Eukaryote-Specific Insertion Elements Control Human ARGONAUTE Slicer Activity

• Published in: Cell reports (Cambridge) Vol. 3; no. 6; pp. 1893 - 1900
• Main Authors: Nakanishi, Kotaro, Ascano, Manuel, Gogakos, Tasos, Ishibe-Murakami, Satoko, Serganov, Artem A., Briskin, Daniel, Morozov, Pavel, Tuschl, Thomas, Patel, Dinshaw J.
• Format: Journal Article
• Language: English
• Published: United States Elsevier Inc 27.06.2013; Elsevier
• Subjects: Amino Acid Sequence; Argonaute Proteins - chemistry; Argonaute Proteins - genetics; Argonaute Proteins - metabolism; Eukaryota; Eukaryotic Cells - metabolism; Eukaryotic Cells - physiology; Eukaryotic Initiation Factors - chemistry; Eukaryotic Initiation Factors - genetics; Eukaryotic Initiation Factors - metabolism; Humans; MicroRNAs - genetics; MicroRNAs - metabolism; Models, Molecular
• ISSN: 2211-1247; 2211-1247
• DOI: 10.1016/j.celrep.2013.06.010

We have solved the crystal structure of human ARGONAUTE1 (hAGO1) bound to endogenous 5′-phosphorylated guide RNAs.
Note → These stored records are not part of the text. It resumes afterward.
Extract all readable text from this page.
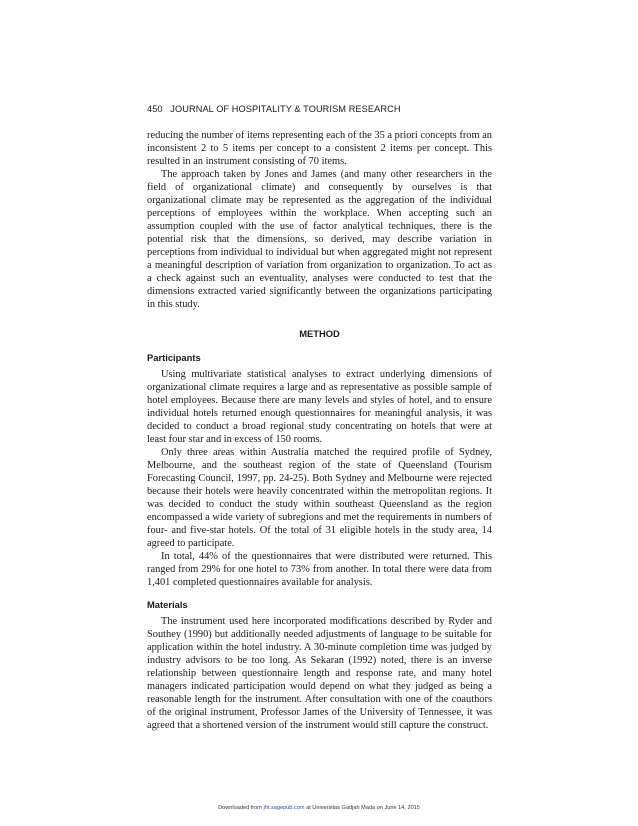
450 JOURNAL OF HOSPITALITY & TOURISM RESEARCH

reducing the number of items representing each of the 35 a priori concepts from an inconsistent 2 to 5 items per concept to a consistent 2 items per concept. This resulted in an instrument consisting of 70 items.

The approach taken by Jones and James (and many other researchers in the field of organizational climate) and consequently by ourselves is that organizational climate may be represented as the aggregation of the individual perceptions of employees within the workplace. When accepting such an assumption coupled with the use of factor analytical techniques, there is the potential risk that the dimensions, so derived, may describe variation in perceptions from individual to individual but when aggregated might not represent a meaningful description of variation from organization to organization. To act as a check against such an eventuality, analyses were conducted to test that the dimensions extracted varied significantly between the organizations participating in this study.

METHOD
Participants

Using multivariate statistical analyses to extract underlying dimensions of organizational climate requires a large and as representative as possible sample of hotel employees. Because there are many levels and styles of hotel, and to ensure individual hotels returned enough questionnaires for meaningful analysis, it was decided to conduct a broad regional study concentrating on hotels that were at least four star and in excess of 150 rooms.

Only three areas within Australia matched the required profile of Sydney, Melbourne, and the southeast region of the state of Queensland (Tourism Forecasting Council, 1997, pp. 24-25). Both Sydney and Melbourne were rejected because their hotels were heavily concentrated within the metropolitan regions. It was decided to conduct the study within southeast Queensland as the region encompassed a wide variety of subregions and met the requirements in numbers of four- and five-star hotels. Of the total of 31 eligible hotels in the study area, 14 agreed to participate.

In total, 44% of the questionnaires that were distributed were returned. This ranged from 29% for one hotel to 73% from another. In total there were data from 1,401 completed questionnaires available for analysis.

Materials

The instrument used here incorporated modifications described by Ryder and Southey (1990) but additionally needed adjustments of language to be suitable for application within the hotel industry. A 30-minute completion time was judged by industry advisors to be too long. As Sekaran (1992) noted, there is an inverse relationship between questionnaire length and response rate, and many hotel managers indicated participation would depend on what they judged as being a reasonable length for the instrument. After consultation with one of the coauthors of the original instrument, Professor James of the University of Tennessee, it was agreed that a shortened version of the instrument would still capture the construct.

Downloaded from jht.sagepub.com at Universitas Gadjah Mada on June 14, 2015
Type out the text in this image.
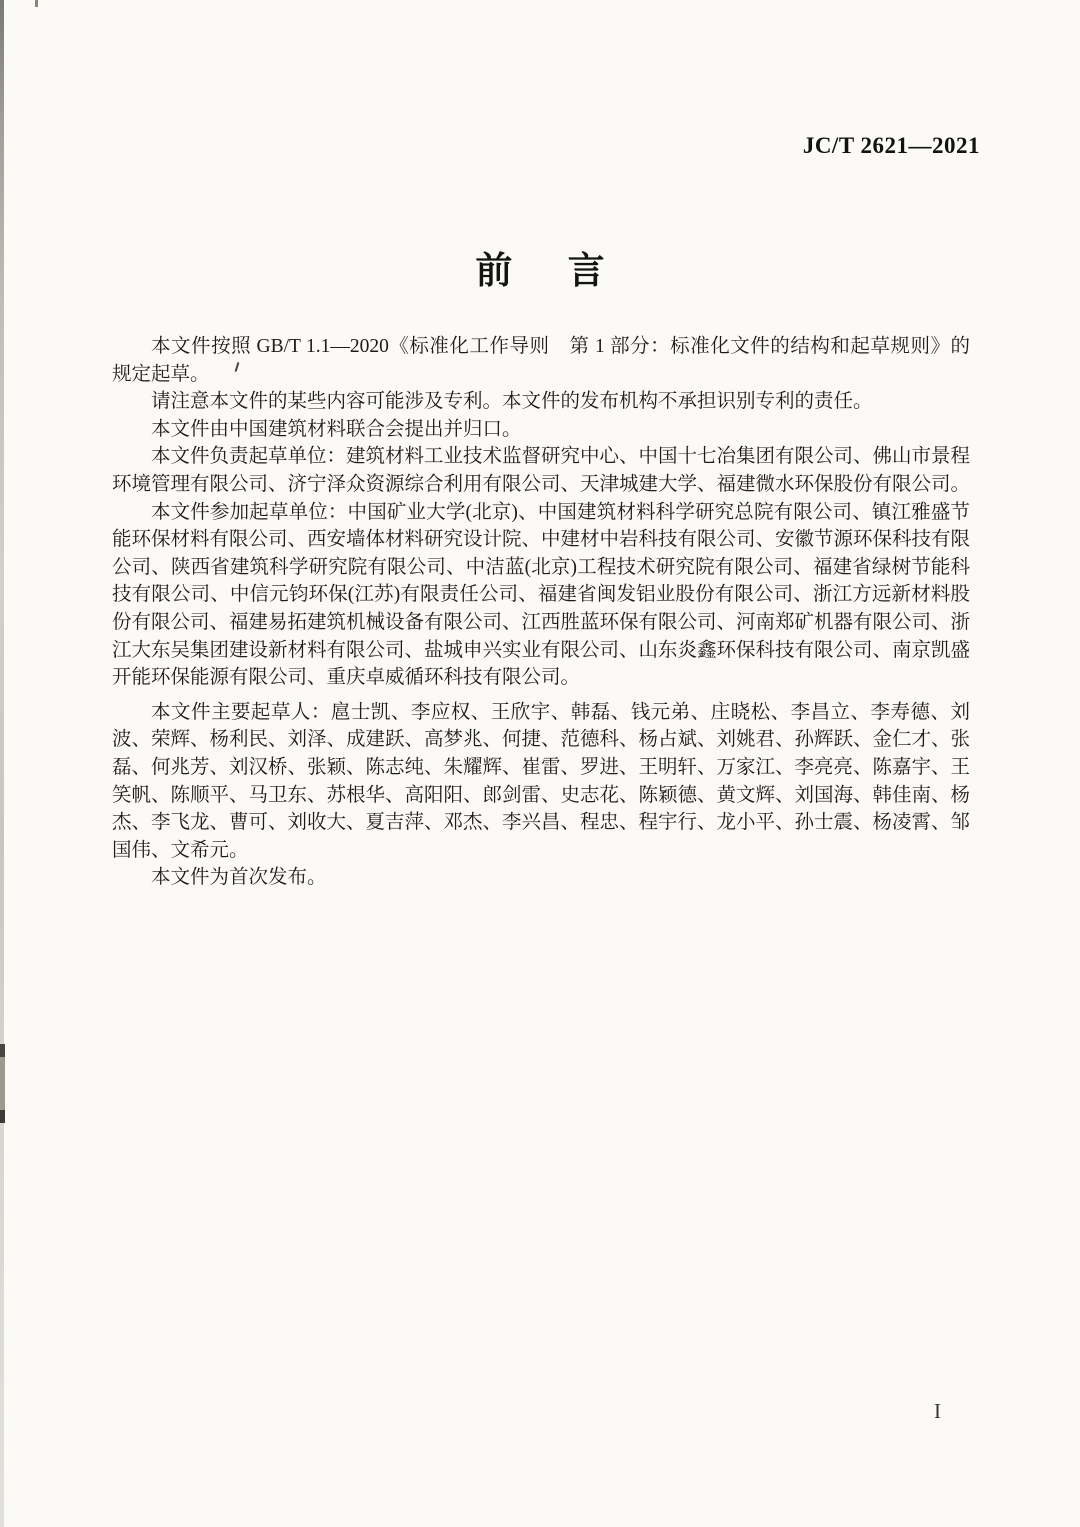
JC/T 2621—2021
前 言

本文件按照 GB/T 1.1—2020《标准化工作导则　第 1 部分：标准化文件的结构和起草规则》的规定起草。

请注意本文件的某些内容可能涉及专利。本文件的发布机构不承担识别专利的责任。

本文件由中国建筑材料联合会提出并归口。

本文件负责起草单位：建筑材料工业技术监督研究中心、中国十七冶集团有限公司、佛山市景程环境管理有限公司、济宁泽众资源综合利用有限公司、天津城建大学、福建微水环保股份有限公司。

本文件参加起草单位：中国矿业大学(北京)、中国建筑材料科学研究总院有限公司、镇江雅盛节能环保材料有限公司、西安墙体材料研究设计院、中建材中岩科技有限公司、安徽节源环保科技有限公司、陕西省建筑科学研究院有限公司、中洁蓝(北京)工程技术研究院有限公司、福建省绿树节能科技有限公司、中信元钧环保(江苏)有限责任公司、福建省闽发铝业股份有限公司、浙江方远新材料股份有限公司、福建易拓建筑机械设备有限公司、江西胜蓝环保有限公司、河南郑矿机器有限公司、浙江大东吴集团建设新材料有限公司、盐城申兴实业有限公司、山东炎鑫环保科技有限公司、南京凯盛开能环保能源有限公司、重庆卓威循环科技有限公司。

本文件主要起草人：扈士凯、李应权、王欣宇、韩磊、钱元弟、庄晓松、李昌立、李寿德、刘波、荣辉、杨利民、刘泽、成建跃、高梦兆、何捷、范德科、杨占斌、刘姚君、孙辉跃、金仁才、张磊、何兆芳、刘汉桥、张颖、陈志纯、朱耀辉、崔雷、罗进、王明轩、万家江、李亮亮、陈嘉宇、王笑帆、陈顺平、马卫东、苏根华、高阳阳、郎剑雷、史志花、陈颖德、黄文辉、刘国海、韩佳南、杨杰、李飞龙、曹可、刘收大、夏吉萍、邓杰、李兴昌、程忠、程宇行、龙小平、孙士震、杨凌霄、邹国伟、文希元。

本文件为首次发布。

I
To identify changes that evolutionarily rendered hAGO1 inactive, we compared our structure with guide-RNA-containing and cleavage-active hAGO2. Aside from mutation of a catalytic tetrad residue, proline residues at positions 670 and 675 in hAGO1 introduce a kink in the cS7 loop, forming a convex surface within the hAGO1 nucleic-acid-binding channel near the inactive catalytic site. We predicted that even upon restoration of the catalytic tetrad, hAGO1-cS7 sterically hinders the placement of a fully paired guide-target RNA duplex into the endonuclease active site. Consistent with this hypothesis, reconstitution of the catalytic tetrad with R805H led to low-level hAGO1 cleavage activity, whereas combining R805H with cS7 substitutions P670S and P675Q substantially augmented hAGO1 activity. Evolutionary amino acid changes to hAGO1 were readily reversible, suggesting that loading of guide RNA and pairing of seed-based miRNA and target RNA constrain its sequence drift. [Display omitted] •Despite different activities, the structures of human AGO1 and human AGO2 are similar•Eukaryote-insertion segments form different local structures at the channel exit•Alteration of catalytic tetrad and of cS7 sequence restores RNase activity The crystal structure of cleavage-inactive human ARGONAUTE1, which guides microRNA-guided gene silencing, is presented by Tuschl, Patel, and colleagues. Mutation analysis guided by structure comparison to human ARGONAUTE2 revealed subtle but critical differences in the seventh eukaryote-specific insertion segment (cS7), contributing to impairment of the ARGONAUTE1 cleavage activity. The study sheds light on the evolutionary history of human ARGONAUTE proteins.